Een adjuvante behandeling met nivolumab plus ipilimumab bij patiënten met gereseceerd stadium II/III heldercellig niercelcarcinoom en een hoog risico op een recidief liet geen betere ziektevrije overleving zien dan placebo. “Hiermee heeft deel A van de fase 3-CheckMate 914-studie de primaire uitkomstmaat niet behaald”, zei dr. Robert Motzer (New York, Verenigde Staten) in zijn presentatie tijdens het tweede Presidential Symposium van het ESMO Congress 2022.
“De eerder gerapporteerde positieve resultaten van nivolumab plus ipilimumab (nivo+ipi) bij voorheen onbehandelde patiënten met gevorderd niercelcarcinoom (RCC) leidden tot enthousiasme voor een studie naar checkpointremming in de adjuvante setting”, zei Robert Motzer. De fase 3-CheckMate 914-studie is dan ook opgezet om de werkzaamheid te bepalen van een adjuvante behandeling met nivo+ipi (deel A en B) en nivo-monotherapie (deel B) bij patiënten met gereseceerd stadium II/III heldercellig RCC en een hoog risico op een recidief. De huidige analyse betrof deel A van deze studie, waarin gekeken is naar nivo+ipi versus placebo.1
Niet behaald
In totaal werden 816 patiënten 1:1 gerandomiseerd naar nivo+ipi of placebo. De primaire uitkomstmaat was ziektevrije overleving (DFS) bepaald door een blinded independent central review committee. Secundaire uitkomstmaten waren de algehele overleving (OS) en de veiligheid.

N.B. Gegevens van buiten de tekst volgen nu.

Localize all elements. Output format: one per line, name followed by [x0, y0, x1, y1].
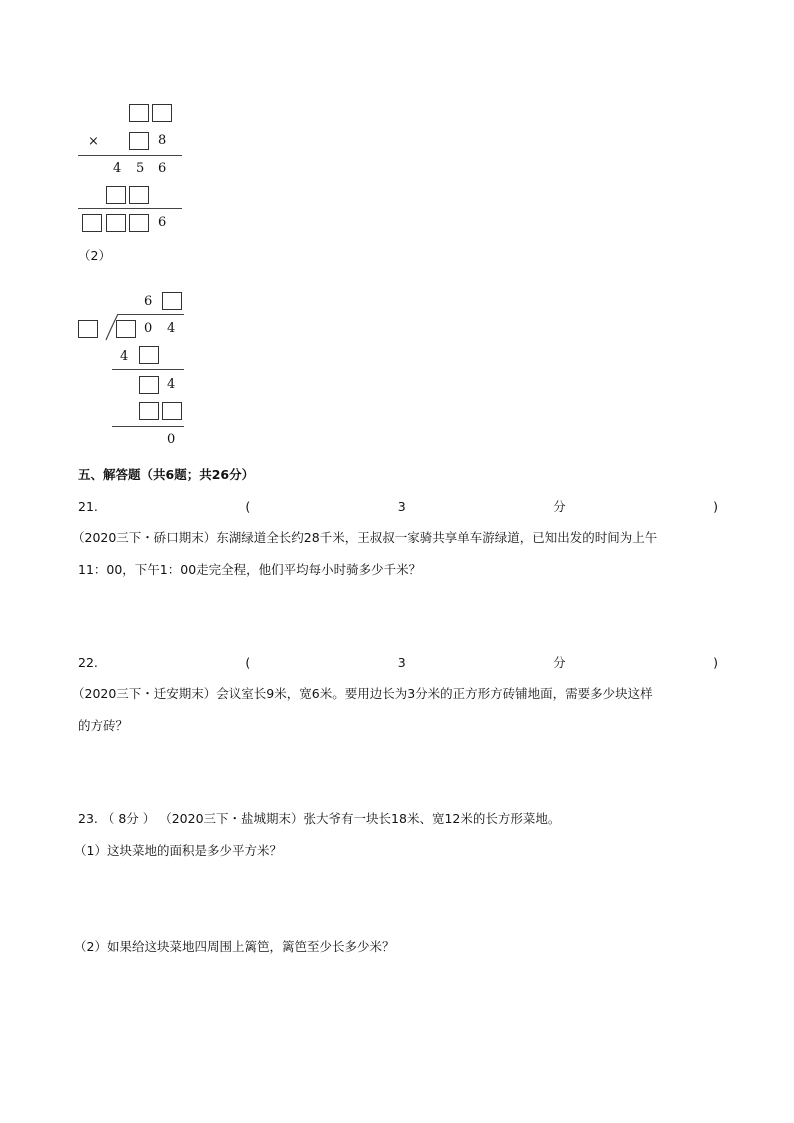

“De primaire uitkomstmaat van deze studie werd niet behaald”, zei Motzer. De mediane DFS was nog niet bereikt met nivo+ipi en was 50,7 maanden met placebo (HR 0,92; 95% BI 0,71-1,19; p=0,5347). De DFS-percentages na 24 maanden waren 76,4% versus 74,0% met respectievelijk nivo+ipi versus placebo. “Omdat het DFS-eindpunt niet significant verschillend was tussen beide studiearmen, werd de OS volgens studieprotocol niet formeel geanalyseerd”, aldus Motzer.
Staken behandeling
Ook de subgroepanalyses lieten voor de meeste subgroepen geen verschil zien tussen beide studiearmen. De mediane duur van de behandeling was 5,1 maanden in beide groepen. In de nivo+ipi-groep voltooiden minder patiënten de behandeling (57%) dan in de placebogroep (89%). Zoals verwacht was het percentage patiënten dat de behandeling staakte wegens toxiciteit van de studiemedicatie, bijwerkingen van alle oorzaken en behandelingsgerelateerde bijwerkingen hoger in de nivo+ipi-groep dan in de placebogroep.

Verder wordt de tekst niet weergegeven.